Secondo quanto ricostruito, la donna è stata contattata telefonicamente sulla linea fissa da un uomo che, con voce sicura e tono autoritario, si è presentato come un Carabiniere. L’uomo le ha riferito che il figlio era rimasto coinvolto in un grave incidente stradale e che, per evitare l’arresto, era necessario versare immediatamente una cauzione di 18.000 euro.
La vittima, sconvolta e preoccupata, ha spiegato di non disporre di quella cifra in contanti. A quel punto, il sedicente maresciallo l’ha convinta a consegnare tutti i suoi gioielli in oro a un giovane che si sarebbe presentato poco dopo a casa, presentandosi come “avvocato” incaricato del ritiro.

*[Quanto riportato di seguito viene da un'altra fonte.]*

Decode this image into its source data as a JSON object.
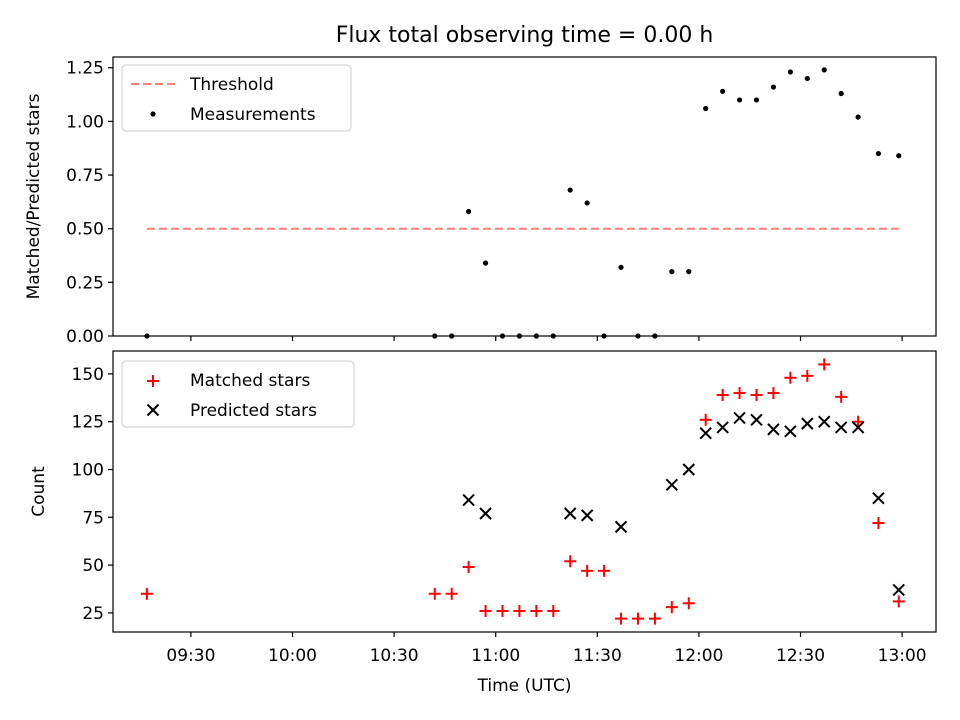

Come promesso dal truffatore al telefono, un individuo si è presentato alla porta dell’abitazione della donna e ha ritirato i monili. Subito dopo, il falso avvocato si è allontanato a bordo di una Renault Twingo azzurra di piccola cilindrata, dove ad attenderlo vi erano altri due complici.
L’episodio ha destato forte preoccupazione nella comunità e ha riportato l’attenzione sul fenomeno delle truffe agli anziani, che sfruttano l’emotività e la vulnerabilità delle vittime per colpire. Sull’accaduto stanno indagando i Carabinieri, impegnati a rintracciare i responsabili.